The math and physics departments will put more than half a million dollars into a scholarship program over the next five years in an effort to hold onto more undergraduates, who often drop out of those majors.
The grants for 30 students will come from the National Science Foundation to boost low retention rates among science, technology, engineering and math students at GW. The national rates for these STEM majors sit at just below 40 percent, according to a White House 2012 report, and nearly 80 percent of GW undergraduates who started off in physics switched to other programs in recent years.
“Students come to universities interested in certain STEM fields, and then they kind of fall by the wayside,” said Gerald Feldman, a physics professor who helped secure the grant. “And for reasons that are not so clear – lack of engagement, lack of mentoring and advising in the early days.”
The Joint Undergraduate Mathematics and Physics Scholarships, or JUMP Scholarships, represent a big part of professors’ efforts to combat that phenomenon.

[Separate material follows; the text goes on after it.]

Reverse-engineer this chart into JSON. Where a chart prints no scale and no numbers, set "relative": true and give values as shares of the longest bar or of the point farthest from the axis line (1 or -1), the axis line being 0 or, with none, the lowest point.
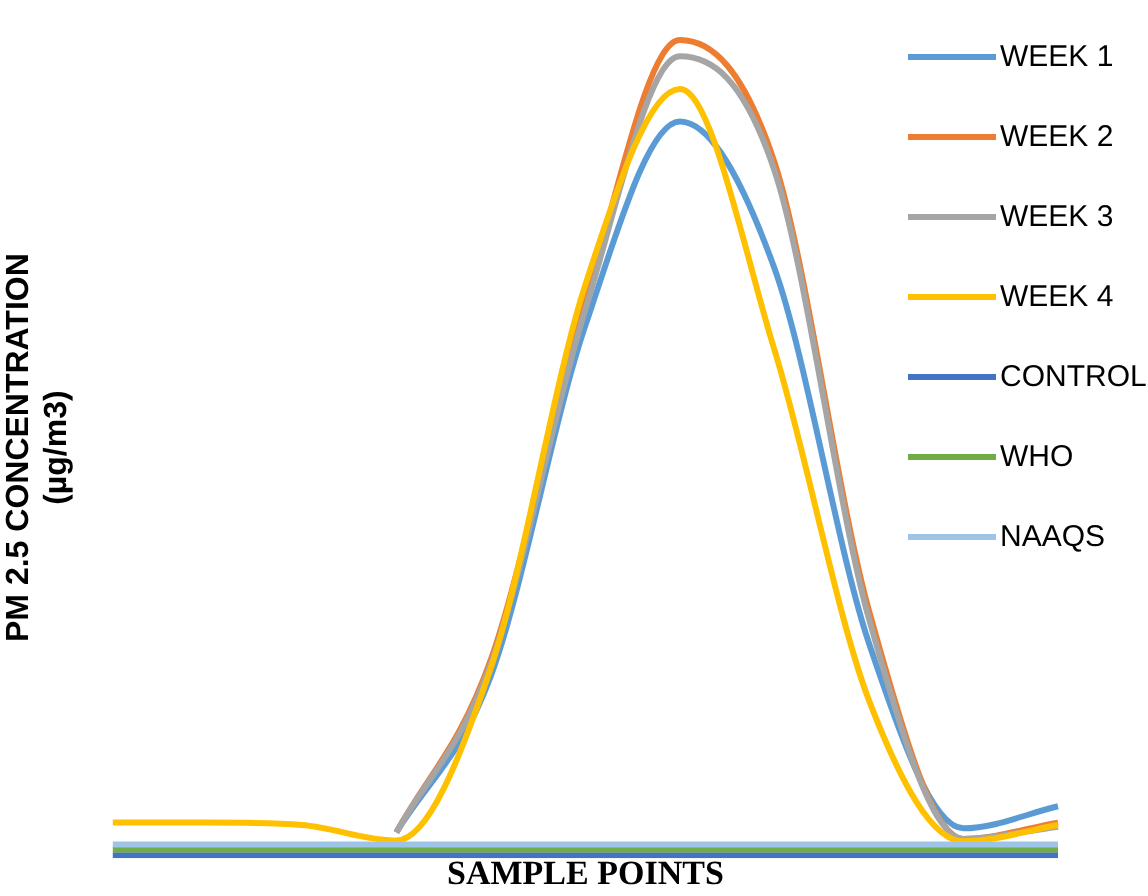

The scholarships will award each of the 30 students up to $10,000 for the grant program that will begin in August. That is about the same number of students who matriculated to those departments in the fall.
Students with declared majors in the fields can apply for the funds after their freshman years. Recipients would then link up with one of five faculty mentors and join student cohorts to build camaraderie and make professional connections.
“This is the first time GW has gotten such a grant, so I think it will be very good for the University,” math department chair Yongwu Rong said. “It will allow us to attract better students and will provide a better support system for our students.”
GW has poured resources into building up its science and engineering research credentials and attracting better undergraduate and graduate students, in particular with its $275 million Science and Engineering Hall. The building, the most expensive in GW’s history, will house the physics department when it opens in 2015.
The White House report on science and math major retention cited the failure of introductory science classes to engage students as well as the lack of mentors as primary reasons for why students drift away from the fields.
“Most [students] get ‘lost’ somewhere along the way, and this is what we call the ‘leaky pipeline,’ ” GW professors wrote to the NSF in the grant proposal. “It is our belief that these students were not identified early enough and brought into the community of our respective departments, and this is why they disappear.”
The grant program will also feature talks from alumni and industry leaders, as well as advice from professors on how to navigate the job market.
Faculty mentorship was an attractive feature for freshman Nicole Giletto, who plans to major in applied mathematics and is applying for the grant. She said she has not found the math department faculty helpful, so she hopes to make use of the program’s faculty mentors to better identify job prospects.
“I think that would give you more of an idea of what is in the math field. It’s not particularly easy to think of tons of jobs,” she said. “It would open more doors and create more networks for the future.”
The departments would also try to attract non-majors who earned high grades in introductory math and physics classes.
Larry Medsker, a visiting physics professor who co-sponsored the grant, said he believes the scholarships would not only help keep academically driven students in the fields, but also lure more students.
“One of the things we like to think about is broader impact – even though there’s a certain number of students in the JUMP program, they are in classes with other people and they may have brothers and sisters in high school, so having these scholarships and the program will help with outreach,” he said.
GW’s decade-long strategic plan also points to helping tech-savvy undergraduates, calling for the creation of an Undergraduate Science and Engineering Academy, which would focus on attaining educational improvements in the fields.
The physics department has also tried to help steer a teaching revolution in recent years, as the University has expanded several classrooms so that physics and astronomy classes can combine lectures and lab sessions.
The moves have paid off so far, with math and science fields seeing higher enrollments in recent years, despite low retention rates. Undergraduate enrollments in those departments have surged 25 percent in the last four years, propelled by sharp growth in biological anthropology and statistics majors.
Cory Weinberg contributed to this report.